Les Etats doivent investir dans des politiques migratoires, estime l'OIM

29 novembre 2010

Selon le dernier rapport de l'Organisation internationale pour les migrations (OIM), le nombre de migrants internationaux pourrait se situer à 405 millions en 2050. Les Etats, les organisations internationales et la société civile doivent unir leurs efforts « pour investir dans des moyens qui leur permettent de faire face à ce phénomène », plaide l'OIM.

Selon le dernier rapport de l'Organisation internationale pour les migrations (OIM), le nombre de migrants internationaux pourrait se situer à 405 millions en 2050. Les Etats, les organisations internationales et la société civile doivent unir leurs efforts « pour investir dans des moyens qui leur permettent de faire face à ce phénomène », plaide l'OIM.

« En négligeant de mettre en place des politiques et des ressources appropriées pour gérer les migrations, on risque de manquer une occasion historique de tirer parti de ce phénomène mondial. Etant donné que le rythme de la migration ne ralentit pas, les perspectives dont disposent les Etats pour transformer ses inconvénients en atouts s'amenuisent rapidement », a déclaré le Directeur général de l'Organisation internationale pour les migrations (OIM), William Lacy Swing.

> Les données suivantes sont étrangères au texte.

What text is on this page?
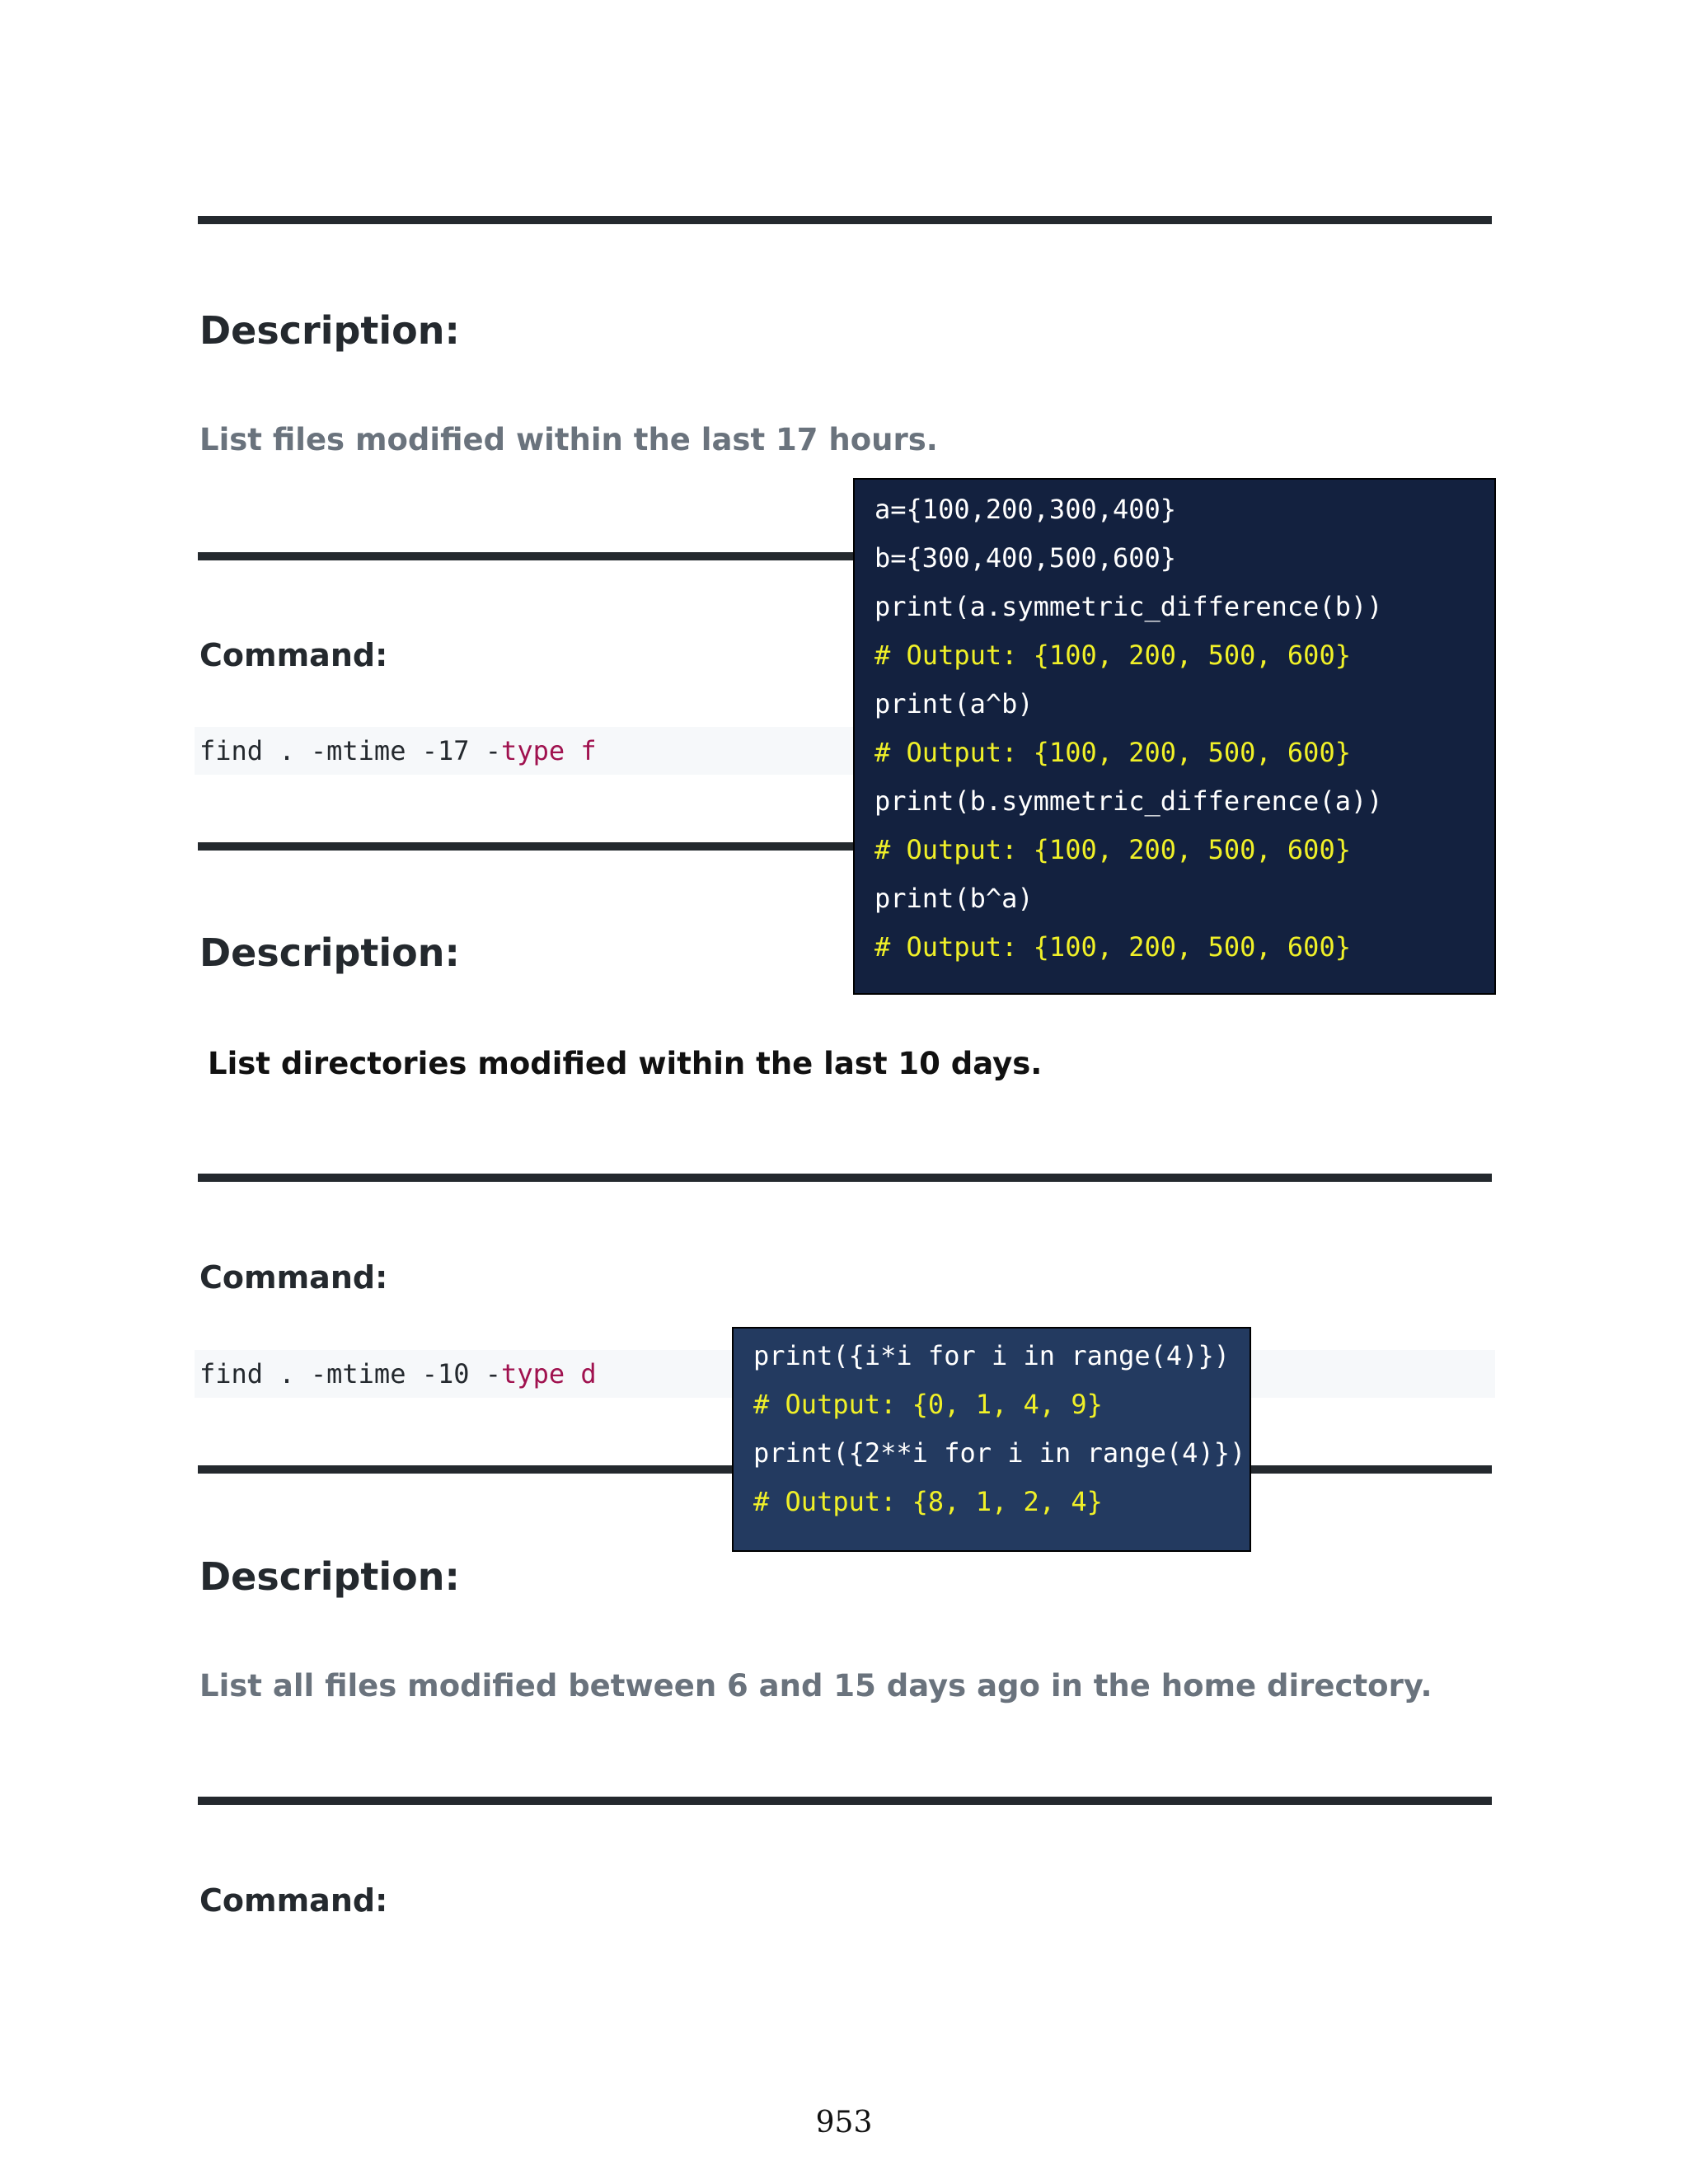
Description:

List files modified within the last 17 hours.

Command:
find . -mtime -17 -type f
Description:

List directories modified within the last 10 days.

Command:
find . -mtime -10 -type d
Description:

List all files modified between 6 and 15 days ago in the home directory.

Command:

a={100,200,300,400}

b={300,400,500,600}

print(a.symmetric_difference(b))

# Output: {100, 200, 500, 600}

print(a^b)

# Output: {100, 200, 500, 600}

print(b.symmetric_difference(a))

# Output: {100, 200, 500, 600}

print(b^a)

# Output: {100, 200, 500, 600}

print({i*i for i in range(4)})

# Output: {0, 1, 4, 9}

print({2**i for i in range(4)})

# Output: {8, 1, 2, 4}

953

Si le nombre de migrants internationaux, estimé à 214 millions en 2010, continue de croître au même rythme qu'au cours des 20 dernières années, il pourrait se situer à 405 millions en 2050. Cette hausse spectaculaire sera provoquée par l'augmentation considérable de main d'œuvre dans les pays en développement qui devrait passer de 2,4 milliards de personnes en 2005 à 3,6 milliards en 2040. Cependant, les incidences des modifications de l'environnement influeront, elles aussi, sur l'évolution future du phénomène migratoire.

Intitulé "L'avenir des migrations : Renforcer les capacités face aux changements", le rapport estime que les évolutions démographiques, les besoins économiques et les effets des changements environnementaux sont à l'origine de l'accroissement « inexorable du nombre de migrants internationaux ».

Les experts de l'OIM soulignent que les pouvoirs publics et les acteurs non étatiques n'ont pas d'autre choix que de mobiliser des ressources humaines et financières suffisantes, afin que les Etats, la société et les migrants «puissent « tirer pleinement profit du potentiel qu'offriront les migrations futures ».

Selon l'OIM, l'apparition de nouveaux schémas de migration notamment dans les économies émergentes d'Asie, d'Afrique et d'Amérique latine, témoignent d'un accroissement des mouvements de personnes Sud-Sud, et de la nécessité, pour ces pays, d'investir dans des programmes et des politiques de gestion des migrations.

Le nombre de migrants irréguliers continuera d'augmenter, étant donné que l'offre de travail dans les pays d'origine des migrants est supérieure à la demande dans les pays d'accueil, et que les voies de migration légale restent l'exception.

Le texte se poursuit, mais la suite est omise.